日大豊山高校は有楽町線護国寺駅を最寄駅としています。
学校は護国寺に隣接しており、お寺には数多くの重要文化財があります。
護国寺と日大豊山は歴史的なつながりがありますので、今日はそれを紹介したいと思います。
学校から写した風景です。
護国寺は真言宗豊山派のお寺で、5代将軍徳川綱吉の母、桂昌院の願いで建立されたお寺です。
本堂は1697年に建てられたもので元禄時代から現代まで存続している建築物です。
御本尊は、琥珀の如意輪観音で秘仏とされています。
普段は見ることはできませんが、毎月18日には御開帳されます。
私が参拝したのはちょうど18日だったので拝むことができたのです。
しかし、本堂は撮影禁止のために写真はありません。
本堂には33体の仏の像があり、それぞれの仏に桂昌院の髪の毛が収められているとのことです。
本堂には他にも貴重な仏像が数多くあります。
釈迦の下山時を表現した木造仏は見事な造形であり、大きな不動明王は迫力満点です。
仏の世界を表現した曼荼羅(マンダラ)がありますが、護国寺には猫が描かれているという珍しい曼荼羅があります。
たいへん大きなもので、過去には日大豊山の体育館で見学会が催されたことがあります。
真言宗はチベット仏教とのつながりが深いため、ダライ・ラマ法王が護国寺に来られた際、旧校舎の体育館で高校生に講演をして下さったのは大変貴重な思い出として強く印象に残っています。
護国寺駅すぐ横の仁王門から入ります。
真言宗の開祖は、弘法大師(空海)です。
護国寺は弘法大師霊場でもあります。
仁王門を抜けると不老門がみえてきます。
この門につながる階段の風景は、夏目漱石の『夢十夜』にも登場します。
赤松の描写がありますが、漱石が書いているようにおそらく江戸時代から変わらぬ姿なのでしょう。
境内には三条実美、大隈重信、山縣有朋、大山倍達、そして日本大学の学祖である山田顕義など他にも多くの著名人のお墓があります。
写真は山田顕義のお墓で、本堂の裏側にあります。
重要文化財の月光殿と多宝塔、薬師堂、鐘楼などです。
この大師堂には弘法大師(空海)が安置されています。
周辺には私たちを導いてくれるお地蔵様や大きな大仏様がいます。
護国寺は茶道でも有名であり、5つの茶室があります。
これは茶人として有名な財界人である高橋義雄の功績です。
定期的に大規模な茶会が開催されています。
境内には富士塚の「音羽富士」もあります。
造り方が珍しいとされる庚申塔もあります。
裏の方にあるため、この庚申塔の存在を知っている人は少ないと思います。
本堂のすぐそばに、知る人ぞ知る、緑色の花が咲く珍しい桜の木があります。
私も何度か見たことがあります。
この時期の境内は美しい紅葉に彩られておりました。
日大豊山とのつながりですが、1872年に護国寺に設置された真言宗「宗学林」が旧制豊山中学なのです。
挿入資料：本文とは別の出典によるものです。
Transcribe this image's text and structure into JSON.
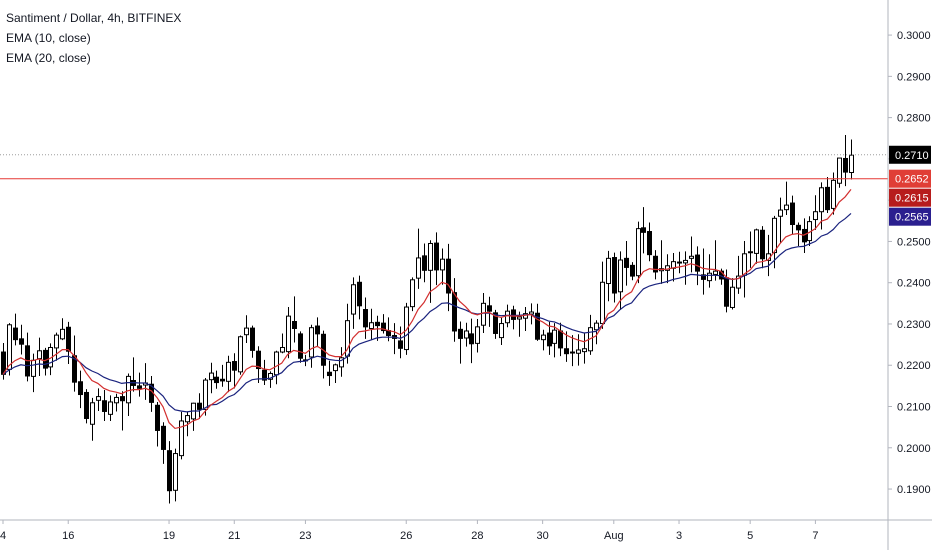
{
  "legend": {
    "title": "Santiment / Dollar, 4h, BITFINEX",
    "ema10": "EMA (10, close)",
    "ema20": "EMA (20, close)"
  },
  "chart_data": {
    "type": "candlestick",
    "symbol": "Santiment / Dollar",
    "interval": "4h",
    "exchange": "BITFINEX",
    "ylim": [
      0.1825,
      0.3085
    ],
    "yticks": [
      0.19,
      0.2,
      0.21,
      0.22,
      0.23,
      0.24,
      0.25,
      0.26,
      0.27,
      0.28,
      0.29,
      0.3
    ],
    "ytick_labels": [
      "0.1900",
      "0.2000",
      "0.2100",
      "0.2200",
      "0.2300",
      "0.2400",
      "0.2500",
      "0.2600",
      "0.2700",
      "0.2800",
      "0.2900",
      "0.3000"
    ],
    "xticks": [
      {
        "label": "4",
        "index": 0
      },
      {
        "label": "16",
        "index": 11
      },
      {
        "label": "19",
        "index": 28
      },
      {
        "label": "21",
        "index": 39
      },
      {
        "label": "23",
        "index": 51
      },
      {
        "label": "26",
        "index": 68
      },
      {
        "label": "28",
        "index": 80
      },
      {
        "label": "30",
        "index": 91
      },
      {
        "label": "Aug",
        "index": 103
      },
      {
        "label": "3",
        "index": 114
      },
      {
        "label": "5",
        "index": 126
      },
      {
        "label": "7",
        "index": 137
      }
    ],
    "candles": [
      [
        0.2232,
        0.2254,
        0.2165,
        0.2178
      ],
      [
        0.219,
        0.2302,
        0.2175,
        0.2298
      ],
      [
        0.229,
        0.2325,
        0.2248,
        0.2262
      ],
      [
        0.2264,
        0.2298,
        0.2226,
        0.2251
      ],
      [
        0.2247,
        0.2279,
        0.2161,
        0.2174
      ],
      [
        0.2173,
        0.2228,
        0.2135,
        0.2212
      ],
      [
        0.2216,
        0.2267,
        0.2174,
        0.2235
      ],
      [
        0.2236,
        0.2242,
        0.2175,
        0.2193
      ],
      [
        0.2196,
        0.2253,
        0.2176,
        0.2243
      ],
      [
        0.2242,
        0.2279,
        0.2211,
        0.2273
      ],
      [
        0.2264,
        0.2314,
        0.2261,
        0.2287
      ],
      [
        0.2292,
        0.2305,
        0.2203,
        0.2234
      ],
      [
        0.2223,
        0.2272,
        0.2136,
        0.2159
      ],
      [
        0.216,
        0.2187,
        0.2096,
        0.2129
      ],
      [
        0.2134,
        0.2142,
        0.2059,
        0.2071
      ],
      [
        0.2057,
        0.2121,
        0.2017,
        0.2109
      ],
      [
        0.2115,
        0.2144,
        0.2089,
        0.2124
      ],
      [
        0.2114,
        0.214,
        0.2065,
        0.2088
      ],
      [
        0.2081,
        0.2127,
        0.2065,
        0.2111
      ],
      [
        0.2109,
        0.2131,
        0.2088,
        0.2122
      ],
      [
        0.2124,
        0.2137,
        0.2042,
        0.2114
      ],
      [
        0.2109,
        0.218,
        0.2077,
        0.2173
      ],
      [
        0.2163,
        0.2219,
        0.2136,
        0.2151
      ],
      [
        0.215,
        0.2182,
        0.2124,
        0.2144
      ],
      [
        0.2152,
        0.2205,
        0.2116,
        0.2157
      ],
      [
        0.2154,
        0.2174,
        0.2087,
        0.211
      ],
      [
        0.2103,
        0.2111,
        0.2003,
        0.2042
      ],
      [
        0.2052,
        0.2062,
        0.1961,
        0.1996
      ],
      [
        0.1993,
        0.2016,
        0.1865,
        0.1896
      ],
      [
        0.1897,
        0.1998,
        0.187,
        0.1986
      ],
      [
        0.1981,
        0.2087,
        0.1972,
        0.2065
      ],
      [
        0.2063,
        0.2087,
        0.2028,
        0.2078
      ],
      [
        0.207,
        0.2109,
        0.2041,
        0.2108
      ],
      [
        0.2108,
        0.2132,
        0.207,
        0.2093
      ],
      [
        0.2093,
        0.2169,
        0.2078,
        0.2164
      ],
      [
        0.2165,
        0.2206,
        0.2132,
        0.2181
      ],
      [
        0.2171,
        0.2187,
        0.2143,
        0.2158
      ],
      [
        0.2166,
        0.2201,
        0.2148,
        0.2162
      ],
      [
        0.2161,
        0.2223,
        0.2135,
        0.2207
      ],
      [
        0.2209,
        0.2229,
        0.2144,
        0.2188
      ],
      [
        0.2184,
        0.2272,
        0.2177,
        0.2269
      ],
      [
        0.2274,
        0.2321,
        0.2254,
        0.229
      ],
      [
        0.229,
        0.2296,
        0.2218,
        0.2236
      ],
      [
        0.2234,
        0.2246,
        0.2157,
        0.2192
      ],
      [
        0.2188,
        0.2213,
        0.2152,
        0.2164
      ],
      [
        0.2166,
        0.2185,
        0.2145,
        0.218
      ],
      [
        0.2177,
        0.2235,
        0.2154,
        0.2232
      ],
      [
        0.2232,
        0.2277,
        0.2229,
        0.2243
      ],
      [
        0.2233,
        0.2341,
        0.2217,
        0.2319
      ],
      [
        0.2306,
        0.2367,
        0.2255,
        0.2289
      ],
      [
        0.2276,
        0.2282,
        0.2206,
        0.2217
      ],
      [
        0.2212,
        0.2225,
        0.2198,
        0.2213
      ],
      [
        0.222,
        0.2298,
        0.2194,
        0.2291
      ],
      [
        0.2295,
        0.2316,
        0.2244,
        0.2276
      ],
      [
        0.2275,
        0.2284,
        0.2168,
        0.22
      ],
      [
        0.2183,
        0.2211,
        0.215,
        0.2175
      ],
      [
        0.2187,
        0.2204,
        0.2157,
        0.2201
      ],
      [
        0.2196,
        0.2244,
        0.2172,
        0.2218
      ],
      [
        0.2222,
        0.2349,
        0.2204,
        0.2308
      ],
      [
        0.2324,
        0.2413,
        0.2288,
        0.2395
      ],
      [
        0.2401,
        0.2417,
        0.2311,
        0.2344
      ],
      [
        0.2335,
        0.2364,
        0.2264,
        0.2293
      ],
      [
        0.2289,
        0.2337,
        0.2261,
        0.2303
      ],
      [
        0.2304,
        0.232,
        0.2259,
        0.2296
      ],
      [
        0.2302,
        0.2324,
        0.2277,
        0.2284
      ],
      [
        0.2284,
        0.2316,
        0.2258,
        0.2272
      ],
      [
        0.2272,
        0.2302,
        0.2227,
        0.2265
      ],
      [
        0.2259,
        0.2294,
        0.2217,
        0.2241
      ],
      [
        0.2238,
        0.2351,
        0.2225,
        0.2341
      ],
      [
        0.2342,
        0.2413,
        0.2331,
        0.2407
      ],
      [
        0.2411,
        0.2531,
        0.2385,
        0.246
      ],
      [
        0.2465,
        0.2495,
        0.2401,
        0.243
      ],
      [
        0.243,
        0.2503,
        0.2351,
        0.2495
      ],
      [
        0.2496,
        0.2522,
        0.2394,
        0.2431
      ],
      [
        0.2431,
        0.2483,
        0.2395,
        0.2457
      ],
      [
        0.2457,
        0.2494,
        0.2331,
        0.2375
      ],
      [
        0.2376,
        0.2411,
        0.2257,
        0.2283
      ],
      [
        0.2287,
        0.2306,
        0.2204,
        0.2265
      ],
      [
        0.2266,
        0.2303,
        0.2245,
        0.2283
      ],
      [
        0.2276,
        0.2313,
        0.2205,
        0.2252
      ],
      [
        0.2253,
        0.2312,
        0.2231,
        0.2293
      ],
      [
        0.2297,
        0.2375,
        0.2278,
        0.235
      ],
      [
        0.2344,
        0.2366,
        0.2293,
        0.2331
      ],
      [
        0.2327,
        0.2334,
        0.2264,
        0.2277
      ],
      [
        0.2267,
        0.2315,
        0.2249,
        0.2301
      ],
      [
        0.2303,
        0.2347,
        0.2292,
        0.2331
      ],
      [
        0.2334,
        0.2344,
        0.2287,
        0.2311
      ],
      [
        0.2312,
        0.233,
        0.2269,
        0.2317
      ],
      [
        0.2314,
        0.2341,
        0.2283,
        0.2325
      ],
      [
        0.2324,
        0.235,
        0.2299,
        0.2329
      ],
      [
        0.2326,
        0.2349,
        0.2259,
        0.2263
      ],
      [
        0.2262,
        0.2286,
        0.2236,
        0.2273
      ],
      [
        0.2278,
        0.2305,
        0.2225,
        0.2247
      ],
      [
        0.2253,
        0.2302,
        0.2219,
        0.2285
      ],
      [
        0.2283,
        0.2303,
        0.2222,
        0.2242
      ],
      [
        0.224,
        0.2282,
        0.2208,
        0.2228
      ],
      [
        0.223,
        0.2273,
        0.2198,
        0.2232
      ],
      [
        0.2229,
        0.2275,
        0.2199,
        0.2237
      ],
      [
        0.2233,
        0.2277,
        0.2204,
        0.224
      ],
      [
        0.2235,
        0.2322,
        0.2225,
        0.2291
      ],
      [
        0.2286,
        0.2309,
        0.2251,
        0.2302
      ],
      [
        0.2301,
        0.2451,
        0.2288,
        0.2401
      ],
      [
        0.2398,
        0.2477,
        0.2355,
        0.2459
      ],
      [
        0.2461,
        0.2473,
        0.2352,
        0.2375
      ],
      [
        0.2378,
        0.2476,
        0.2334,
        0.2455
      ],
      [
        0.2459,
        0.2501,
        0.2393,
        0.2437
      ],
      [
        0.2442,
        0.245,
        0.2406,
        0.2416
      ],
      [
        0.2417,
        0.2548,
        0.2399,
        0.2531
      ],
      [
        0.2533,
        0.2583,
        0.2471,
        0.2522
      ],
      [
        0.2524,
        0.2546,
        0.2452,
        0.2468
      ],
      [
        0.2464,
        0.2479,
        0.2408,
        0.2426
      ],
      [
        0.2429,
        0.2503,
        0.2397,
        0.2434
      ],
      [
        0.243,
        0.2469,
        0.2399,
        0.2441
      ],
      [
        0.2435,
        0.2472,
        0.2403,
        0.2451
      ],
      [
        0.245,
        0.2475,
        0.2423,
        0.2448
      ],
      [
        0.2448,
        0.2476,
        0.2395,
        0.2454
      ],
      [
        0.2459,
        0.2512,
        0.2425,
        0.2464
      ],
      [
        0.2467,
        0.2488,
        0.2394,
        0.2428
      ],
      [
        0.2419,
        0.2483,
        0.2371,
        0.2408
      ],
      [
        0.2405,
        0.2469,
        0.2388,
        0.2423
      ],
      [
        0.242,
        0.2503,
        0.2405,
        0.2428
      ],
      [
        0.2428,
        0.2434,
        0.2395,
        0.2409
      ],
      [
        0.2412,
        0.2432,
        0.2328,
        0.2343
      ],
      [
        0.234,
        0.2411,
        0.2335,
        0.2389
      ],
      [
        0.2387,
        0.2465,
        0.2373,
        0.2416
      ],
      [
        0.2418,
        0.2501,
        0.2364,
        0.247
      ],
      [
        0.2475,
        0.2524,
        0.2436,
        0.2474
      ],
      [
        0.2471,
        0.2531,
        0.2446,
        0.2528
      ],
      [
        0.2527,
        0.2537,
        0.2435,
        0.2458
      ],
      [
        0.2454,
        0.2516,
        0.2416,
        0.247
      ],
      [
        0.2473,
        0.2562,
        0.2435,
        0.2556
      ],
      [
        0.2561,
        0.2606,
        0.2496,
        0.2576
      ],
      [
        0.2577,
        0.2645,
        0.2564,
        0.2588
      ],
      [
        0.2593,
        0.2611,
        0.2517,
        0.2541
      ],
      [
        0.2539,
        0.2546,
        0.2489,
        0.2528
      ],
      [
        0.2529,
        0.2556,
        0.2472,
        0.2499
      ],
      [
        0.2502,
        0.2561,
        0.2489,
        0.2548
      ],
      [
        0.2553,
        0.2612,
        0.2528,
        0.2572
      ],
      [
        0.2572,
        0.2643,
        0.2529,
        0.263
      ],
      [
        0.2631,
        0.2656,
        0.2569,
        0.2577
      ],
      [
        0.258,
        0.2667,
        0.2565,
        0.2648
      ],
      [
        0.2641,
        0.2702,
        0.263,
        0.2702
      ],
      [
        0.2701,
        0.2758,
        0.2634,
        0.2668
      ],
      [
        0.2667,
        0.2747,
        0.265,
        0.2709
      ]
    ],
    "ema10": [
      0.2178,
      0.2199,
      0.2211,
      0.2218,
      0.2211,
      0.2211,
      0.2215,
      0.2211,
      0.2217,
      0.2227,
      0.2238,
      0.2238,
      0.2223,
      0.2206,
      0.2182,
      0.2163,
      0.2156,
      0.2144,
      0.2138,
      0.2135,
      0.2131,
      0.2138,
      0.2141,
      0.2141,
      0.2144,
      0.2138,
      0.2121,
      0.2099,
      0.2061,
      0.2047,
      0.205,
      0.2055,
      0.2065,
      0.207,
      0.2087,
      0.2103,
      0.2113,
      0.2122,
      0.2137,
      0.2146,
      0.2168,
      0.219,
      0.2198,
      0.2197,
      0.2191,
      0.2189,
      0.2197,
      0.2205,
      0.2226,
      0.2236,
      0.2233,
      0.2229,
      0.224,
      0.2246,
      0.2237,
      0.2225,
      0.2221,
      0.2221,
      0.2237,
      0.2266,
      0.2281,
      0.2283,
      0.2286,
      0.2288,
      0.2288,
      0.2284,
      0.2281,
      0.2274,
      0.2285,
      0.2307,
      0.2335,
      0.2352,
      0.2378,
      0.2388,
      0.2401,
      0.2396,
      0.2375,
      0.2355,
      0.2342,
      0.2326,
      0.2322,
      0.2327,
      0.2328,
      0.2319,
      0.2316,
      0.232,
      0.2319,
      0.2319,
      0.2321,
      0.2323,
      0.2312,
      0.2305,
      0.2295,
      0.2293,
      0.2283,
      0.2273,
      0.2266,
      0.2261,
      0.2257,
      0.2264,
      0.2271,
      0.2294,
      0.2324,
      0.2333,
      0.2355,
      0.2369,
      0.2378,
      0.2406,
      0.2427,
      0.2434,
      0.2432,
      0.2432,
      0.2433,
      0.2436,
      0.2438,
      0.2441,
      0.2446,
      0.2442,
      0.2435,
      0.2433,
      0.2432,
      0.2428,
      0.2413,
      0.2408,
      0.241,
      0.2421,
      0.2431,
      0.2449,
      0.2451,
      0.2455,
      0.2474,
      0.2494,
      0.2511,
      0.2517,
      0.2519,
      0.2515,
      0.2522,
      0.2531,
      0.2549,
      0.2554,
      0.2571,
      0.2595,
      0.2608,
      0.2626
    ],
    "ema20": [
      0.2178,
      0.2188,
      0.2196,
      0.2201,
      0.2199,
      0.22,
      0.2203,
      0.2202,
      0.2206,
      0.2213,
      0.2221,
      0.2222,
      0.2216,
      0.2207,
      0.2194,
      0.2186,
      0.218,
      0.2171,
      0.2165,
      0.2161,
      0.2156,
      0.2158,
      0.2158,
      0.2157,
      0.2157,
      0.215,
      0.2138,
      0.2125,
      0.2104,
      0.2092,
      0.2089,
      0.2087,
      0.2089,
      0.2089,
      0.2096,
      0.2104,
      0.2105,
      0.2113,
      0.2123,
      0.2129,
      0.2142,
      0.2157,
      0.2165,
      0.2167,
      0.2167,
      0.2168,
      0.2175,
      0.2182,
      0.2197,
      0.2207,
      0.2209,
      0.221,
      0.2217,
      0.2222,
      0.2219,
      0.2214,
      0.2212,
      0.2211,
      0.222,
      0.2241,
      0.2251,
      0.2256,
      0.2261,
      0.2266,
      0.2268,
      0.2268,
      0.2268,
      0.2265,
      0.2272,
      0.2285,
      0.2302,
      0.2314,
      0.233,
      0.2339,
      0.235,
      0.2351,
      0.2345,
      0.2339,
      0.2334,
      0.2327,
      0.2324,
      0.2326,
      0.2326,
      0.2322,
      0.232,
      0.2321,
      0.2321,
      0.2321,
      0.2322,
      0.2323,
      0.2317,
      0.2313,
      0.2307,
      0.2305,
      0.2299,
      0.2292,
      0.2286,
      0.2282,
      0.2278,
      0.228,
      0.2282,
      0.2296,
      0.2314,
      0.232,
      0.2334,
      0.2345,
      0.2351,
      0.2369,
      0.2385,
      0.2392,
      0.2396,
      0.2399,
      0.2403,
      0.2408,
      0.2411,
      0.2415,
      0.242,
      0.2419,
      0.2417,
      0.2418,
      0.2418,
      0.2417,
      0.241,
      0.2408,
      0.241,
      0.2417,
      0.2423,
      0.2434,
      0.2437,
      0.244,
      0.2453,
      0.2467,
      0.2479,
      0.2484,
      0.2487,
      0.2488,
      0.2494,
      0.25,
      0.2513,
      0.2518,
      0.2529,
      0.2545,
      0.2555,
      0.2568
    ],
    "last_price": 0.271,
    "horizontal_line": 0.2652,
    "badges": [
      {
        "label": "0.2710",
        "value": 0.271,
        "color": "#000000"
      },
      {
        "label": "0.2652",
        "value": 0.2652,
        "color": "#e03e36"
      },
      {
        "label": "0.2615",
        "value": 0.2615,
        "color": "#b71c1c"
      },
      {
        "label": "0.2565",
        "value": 0.2565,
        "color": "#2a1f8f"
      }
    ],
    "colors": {
      "ema10": "#d32f2f",
      "ema20": "#1a237e",
      "up_fill": "#ffffff",
      "down_fill": "#000000",
      "candle_outline": "#000000",
      "hline": "#e53935",
      "lastline": "#9e9e9e",
      "axis": "#b2b5be"
    }
  }
}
豊山中学は、現在の日大付属校の中では最も古い歴史をもつ学校です。
戦後は護国寺から日本大学へ譲渡されることになり、宗派である豊山派から校名を「日大豊山」としたのです。
同窓生は旧制豊山中学から続いており、同窓会会長は旧制豊山中学の卒業生で、現在護国寺住職を務めておられる岡本永司氏が就いています。
毎年、入学式や卒業式には参列していただき、お話をしてくださいます。
岡本永司氏が旧制豊山中学の卒業生であることが記された記念碑が校内にあります。
護国寺方面から見た日大豊山です。
日大豊山は日本大学の正付属校であり、唯一の男子校です。
男子校は現在日本全国に2%ほどしかなく、大変貴重な存在です。
母校の歴史を知ることで、より学校に愛着がわいてくるものです。
これからも長い歴史を刻んでいくために不断の努力を重ねて行く所存です。
護国寺はとても緑が多く、都会の真ん中にいるとは思えないほどの静かな環境にあります。
日々の闘いの合間に、たまには心落ち着く散策をするのもよいものです。
学校を訪問される方は、是非、護国寺の参拝もしてみてください。